Last Wednesday, the financial press declared the impending initial public offering of U.S. cloud-based payments company Square a disaster: It was priced at a lower-than-expected $9 (U.S.) a share following a cool reception by institutional investors. That was below the $15.46 private investors paid in its last venture financing a year earlier – the latest in a string of U.S. tech IPOs to take markdowns on their public debuts. Then, on Thursday, the shares popped by 45 per cent as the company started trading, and suddenly the IPO was winning praise.
Watching all this intently are backers, bankers and executives of a raft of pre-IPO Canadian startups. So what does the Square IPO mean for those Canadian tech firms hoping to make their debut on exchanges in the coming year or so? The news is mostly positive.
It has been a tough market: U.S. tech IPOs and overall U.S. IPOs to date are down by more than 50 per cent from last year. Two other U.S. tech IPOs priced last week at the low end of their marketing ranges: online dating site operator Match Group and e-mail security provider Mimecast Ltd. That contrasts with the robust market for private market deals in earlier-stage companies in recent years, which has raised concerns of a startup financing bubble.
But all three ended the week up from their issue price. "Investors in public markets still crave new tech investments – at the right price," The Wall Street Journal reported.
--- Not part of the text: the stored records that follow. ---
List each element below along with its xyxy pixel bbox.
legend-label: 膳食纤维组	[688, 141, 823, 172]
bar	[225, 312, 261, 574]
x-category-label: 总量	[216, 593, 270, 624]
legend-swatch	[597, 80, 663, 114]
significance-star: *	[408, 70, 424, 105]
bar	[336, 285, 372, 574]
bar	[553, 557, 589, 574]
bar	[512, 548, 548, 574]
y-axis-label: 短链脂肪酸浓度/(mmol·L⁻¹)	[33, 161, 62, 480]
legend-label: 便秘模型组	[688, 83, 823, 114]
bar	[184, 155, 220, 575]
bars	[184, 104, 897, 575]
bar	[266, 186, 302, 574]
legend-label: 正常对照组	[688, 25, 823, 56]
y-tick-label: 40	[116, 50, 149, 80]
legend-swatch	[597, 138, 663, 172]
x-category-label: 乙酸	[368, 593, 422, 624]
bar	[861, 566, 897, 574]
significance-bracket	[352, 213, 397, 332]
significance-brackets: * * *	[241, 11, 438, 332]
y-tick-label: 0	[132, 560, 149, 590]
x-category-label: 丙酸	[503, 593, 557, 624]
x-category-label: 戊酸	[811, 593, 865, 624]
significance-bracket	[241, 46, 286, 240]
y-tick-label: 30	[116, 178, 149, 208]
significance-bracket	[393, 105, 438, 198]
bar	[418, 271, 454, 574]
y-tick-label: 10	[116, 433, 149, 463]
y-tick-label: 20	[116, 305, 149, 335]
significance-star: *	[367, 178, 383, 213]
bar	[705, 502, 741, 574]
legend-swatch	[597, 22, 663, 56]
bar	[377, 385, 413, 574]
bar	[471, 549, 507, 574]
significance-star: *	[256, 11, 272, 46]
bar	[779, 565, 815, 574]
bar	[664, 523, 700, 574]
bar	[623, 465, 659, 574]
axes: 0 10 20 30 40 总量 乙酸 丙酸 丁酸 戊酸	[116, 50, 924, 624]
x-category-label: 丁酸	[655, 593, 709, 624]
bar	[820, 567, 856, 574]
That suggests the market for tech IPOs is not dead and the bubble isn't bursting – but perhaps the buoyant valuations awarded to some private tech firms need to be deflated a bit before they're ready for public investors. (Not that many pre-IPO Square investors are crying. Only those who bought into the last private round were under water in the IPO, but they got downside protection in the form of millions of shares issued to them as compensation in the IPO, so they don't really suffer.)
When the dot-com bubble burst, it all but shut the door on tech IPOs for a long period in the early to mid-2000s. The fact that tech IPOs are going ahead at all now, given the overall market uncertainty, China's questionable economic outlook and the likelihood of a late-year U.S. interest rate hike, suggests investors are still keen on tech innovation plays. That, Bay Street investment bankers say, will rub off on Canadian tech firms looking to go public.
One positive sign this month was the well-received IPO of Salt Lake City-based Instructure, a learning management software company. One of its main competitors is Kitchener, Ont.-based D2L Corp. (formerly known as Desire 2 Learn). A good stock market showing by D2L's unprofitable rival could bolster the case for the Canadian company to go public, too. Meanwhile, emerging Canadian tech companies are hearing positive messages from Bay Street: Investors in Canadian public markets are still looking to deploy capital outside the decimated mining and oil and gas sectors, and will be drawn to promising tech companies that do much of their business in the growing U.S. economy. And companies that stick to long-term fundamentals in growing their businesses will be rewarded.
Taking a markdown on an IPO may not be the end of the world, as influential venture capitalist Fred Wilson, co-founder of New York-based Union Square Ventures, wrote on his blog last week about the Square IPO. "Sometimes you just need to get the deal done," he said, noting that an IPO is not an endgame, but a step along the way to building a business.
As for Ryan Holmes, chief executive officer of Vancouver-based social media management software firm and IPO candidate Hootsuite Media, he saw nothing but good news from Square's IPO: "I feel hugely optimistic," he said. "I think it give me confidence in the perception of the market in terms of rewarding companies that are disruptive."